Why Saudi Arabia's Crisis Is a Sign that U.S. Foreign Policy Is Shifting

Eldad Shavit, Ari Heistein

The lackluster U.S. response to Iranian strikes against Saudi Aramco facilities highlight what is becoming an increasingly important trend in U.S. foreign policy: Washington’s declining willingness to invest military and economic resources in defense of its allies’ security. While President Donald Trump provided this shift with an ideology and a slogan, it did not originate with him but with President Barack Obama’s attitude toward “freeriders.” As many from both sides of the aisle in Washington today subscribe to different variations of this approach aimed at reducing U.S. responsibility toward allies, there could be significant implications for the global alliance system.

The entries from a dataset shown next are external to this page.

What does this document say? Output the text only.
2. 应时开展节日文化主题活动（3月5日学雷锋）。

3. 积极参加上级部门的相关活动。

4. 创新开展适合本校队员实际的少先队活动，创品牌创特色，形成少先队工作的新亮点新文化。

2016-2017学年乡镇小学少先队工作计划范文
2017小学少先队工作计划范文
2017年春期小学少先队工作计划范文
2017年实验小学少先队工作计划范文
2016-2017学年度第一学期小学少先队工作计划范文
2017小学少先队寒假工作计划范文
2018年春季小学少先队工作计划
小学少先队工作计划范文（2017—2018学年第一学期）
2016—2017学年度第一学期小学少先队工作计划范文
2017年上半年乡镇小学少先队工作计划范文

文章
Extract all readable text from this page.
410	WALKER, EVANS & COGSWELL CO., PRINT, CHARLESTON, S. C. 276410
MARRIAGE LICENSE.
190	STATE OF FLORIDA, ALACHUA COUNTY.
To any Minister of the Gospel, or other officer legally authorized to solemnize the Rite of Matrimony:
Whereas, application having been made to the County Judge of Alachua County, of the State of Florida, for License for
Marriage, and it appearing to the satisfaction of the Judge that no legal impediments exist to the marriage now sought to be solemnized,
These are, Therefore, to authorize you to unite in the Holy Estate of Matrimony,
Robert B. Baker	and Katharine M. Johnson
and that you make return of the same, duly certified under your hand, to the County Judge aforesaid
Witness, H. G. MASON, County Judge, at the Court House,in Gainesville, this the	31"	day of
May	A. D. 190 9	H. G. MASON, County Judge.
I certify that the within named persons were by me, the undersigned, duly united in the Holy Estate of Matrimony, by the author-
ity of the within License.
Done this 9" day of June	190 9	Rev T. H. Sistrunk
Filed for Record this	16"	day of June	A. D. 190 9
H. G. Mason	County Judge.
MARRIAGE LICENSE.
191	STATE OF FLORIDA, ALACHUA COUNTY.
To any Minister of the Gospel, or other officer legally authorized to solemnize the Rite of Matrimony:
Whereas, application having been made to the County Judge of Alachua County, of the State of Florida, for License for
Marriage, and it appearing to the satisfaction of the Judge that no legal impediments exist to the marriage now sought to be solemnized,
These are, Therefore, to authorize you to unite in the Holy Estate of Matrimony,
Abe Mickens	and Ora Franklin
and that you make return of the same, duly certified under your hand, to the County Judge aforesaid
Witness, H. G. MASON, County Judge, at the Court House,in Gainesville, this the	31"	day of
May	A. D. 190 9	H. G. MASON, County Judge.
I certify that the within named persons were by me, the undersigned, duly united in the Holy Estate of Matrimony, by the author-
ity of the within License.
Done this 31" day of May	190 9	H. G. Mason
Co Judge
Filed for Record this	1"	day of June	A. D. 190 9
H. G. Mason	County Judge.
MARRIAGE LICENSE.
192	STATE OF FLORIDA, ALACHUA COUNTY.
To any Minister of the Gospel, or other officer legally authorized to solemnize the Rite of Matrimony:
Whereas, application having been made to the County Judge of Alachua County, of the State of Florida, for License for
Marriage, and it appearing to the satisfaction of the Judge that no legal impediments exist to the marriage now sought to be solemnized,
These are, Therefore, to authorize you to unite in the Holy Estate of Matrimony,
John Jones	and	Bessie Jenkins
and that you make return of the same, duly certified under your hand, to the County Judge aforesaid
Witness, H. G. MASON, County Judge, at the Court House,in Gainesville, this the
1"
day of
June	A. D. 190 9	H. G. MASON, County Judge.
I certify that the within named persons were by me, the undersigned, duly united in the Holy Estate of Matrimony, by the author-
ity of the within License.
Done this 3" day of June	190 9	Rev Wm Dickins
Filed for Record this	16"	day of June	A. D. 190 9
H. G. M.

First, one cannot discuss U.S. desire to avoid foreign entanglements without referring to its long, costly, and thankless engagements in Afghanistan and Iraq. It has become difficult for Americans to discuss any potential military action, except maybe drone strikes against isolated terror groups, without referencing the possibility that mission creep or escalation will drag it into another quagmire. Options between full-scale war and taking no action at all appear to have largely evaporated from U.S. discourse, as the public and decisionmakers have little faith in the ability to contain operations. This binds the hands of U.S. decisionmakers and prevents the judicious use of military power, as anything that warrants an action somewhere between total war and no response cannot be treated appropriately. In turn, despite threatening rhetoric, the low credibility of those threats and the high U.S. threshold for what warrants a response have given bad actors far more room to operate.